Les propriétaires de drones vont au devant d’un gros souci : leurs drôles d’appareils volants peuvent être assez facilement piratés pour être contrôlés par d’autres. À partir de là, on peut imaginer toutes sortes de scénarios catastrophes…

La découverte a été démontrée durant la conférence sur la sécurité PacSec qui s’est tenue à Tokyo. Des chercheurs de Trend Micro ont montré à quel point il était simple de pirater un drone en vol, éjecter le pilote, puis prendre le contrôle complet de l’engin. Pour le crasher, par exemple… Et si ce crash a lieu au beau milieu d’une autoroute ou dans une foule (et pire encore), on imagine les dégâts potentiels.
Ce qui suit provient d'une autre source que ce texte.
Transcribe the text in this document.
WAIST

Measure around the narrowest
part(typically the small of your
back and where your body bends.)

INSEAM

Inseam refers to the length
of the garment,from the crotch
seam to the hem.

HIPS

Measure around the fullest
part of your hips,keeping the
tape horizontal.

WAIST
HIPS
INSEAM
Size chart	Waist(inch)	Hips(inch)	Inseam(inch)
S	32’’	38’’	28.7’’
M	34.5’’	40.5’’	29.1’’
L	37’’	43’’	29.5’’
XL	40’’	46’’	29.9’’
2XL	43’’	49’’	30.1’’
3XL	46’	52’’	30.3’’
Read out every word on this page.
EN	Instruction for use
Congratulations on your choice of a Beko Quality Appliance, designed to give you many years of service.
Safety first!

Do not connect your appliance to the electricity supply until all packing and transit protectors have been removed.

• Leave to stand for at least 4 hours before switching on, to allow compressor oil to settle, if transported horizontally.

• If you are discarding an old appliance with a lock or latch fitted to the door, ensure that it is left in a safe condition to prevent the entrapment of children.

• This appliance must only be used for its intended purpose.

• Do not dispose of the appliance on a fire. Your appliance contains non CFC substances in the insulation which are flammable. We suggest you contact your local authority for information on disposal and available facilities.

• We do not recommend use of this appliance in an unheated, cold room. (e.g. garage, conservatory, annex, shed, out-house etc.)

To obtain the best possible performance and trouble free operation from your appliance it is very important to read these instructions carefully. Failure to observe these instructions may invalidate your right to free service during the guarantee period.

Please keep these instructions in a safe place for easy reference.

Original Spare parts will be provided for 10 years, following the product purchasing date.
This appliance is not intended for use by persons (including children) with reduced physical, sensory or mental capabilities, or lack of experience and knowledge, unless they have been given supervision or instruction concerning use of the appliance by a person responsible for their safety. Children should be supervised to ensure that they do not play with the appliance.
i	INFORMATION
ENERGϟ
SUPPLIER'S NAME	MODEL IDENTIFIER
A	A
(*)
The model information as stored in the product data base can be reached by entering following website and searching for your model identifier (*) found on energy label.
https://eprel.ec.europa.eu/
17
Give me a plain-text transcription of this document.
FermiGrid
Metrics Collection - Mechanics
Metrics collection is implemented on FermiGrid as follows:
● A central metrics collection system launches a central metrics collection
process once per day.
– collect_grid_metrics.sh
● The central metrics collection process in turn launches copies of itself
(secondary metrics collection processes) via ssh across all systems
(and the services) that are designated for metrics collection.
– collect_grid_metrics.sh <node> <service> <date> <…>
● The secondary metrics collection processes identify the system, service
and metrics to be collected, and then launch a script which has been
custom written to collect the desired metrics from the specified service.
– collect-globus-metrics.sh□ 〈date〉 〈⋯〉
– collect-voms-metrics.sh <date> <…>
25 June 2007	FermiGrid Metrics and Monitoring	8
Une brèche dans le protocole

Le piratage s’effectue au travers d’une faille dans le protocole DSMx, qui est très répandu pour piloter à distance ce type d’appareils (les avions, hélicoptères, voitures ou les bateaux). La manipulation consiste en l’utilisation de techniques de force brute et de rétro-ingénierie. Ce genre de hack, qui exploite une défaillance de DSMx, n’est cependant pas nouveau ; mais c’était la première fois qu’elle est exploitée en public.

L’aspect rassurant de cette affaire, c’est que les appareils utilisés par les chercheurs ne sont pas en vente libre. Mais ce n’est qu’une question de temps avant que d’autres amateurs de failles ne s’y intéressent et parviennent à trouver la solution permettant de pirater ce protocole.

Et le jour où les appareils qui permettent de hacker les drones seront commercialisés, il sera trop tard pour s’inquiéter de la sécurité du lien qui unit le drone à son propriétaire. Les constructeurs vont devoir prendre le problème en amont et trouver une solution rapidement.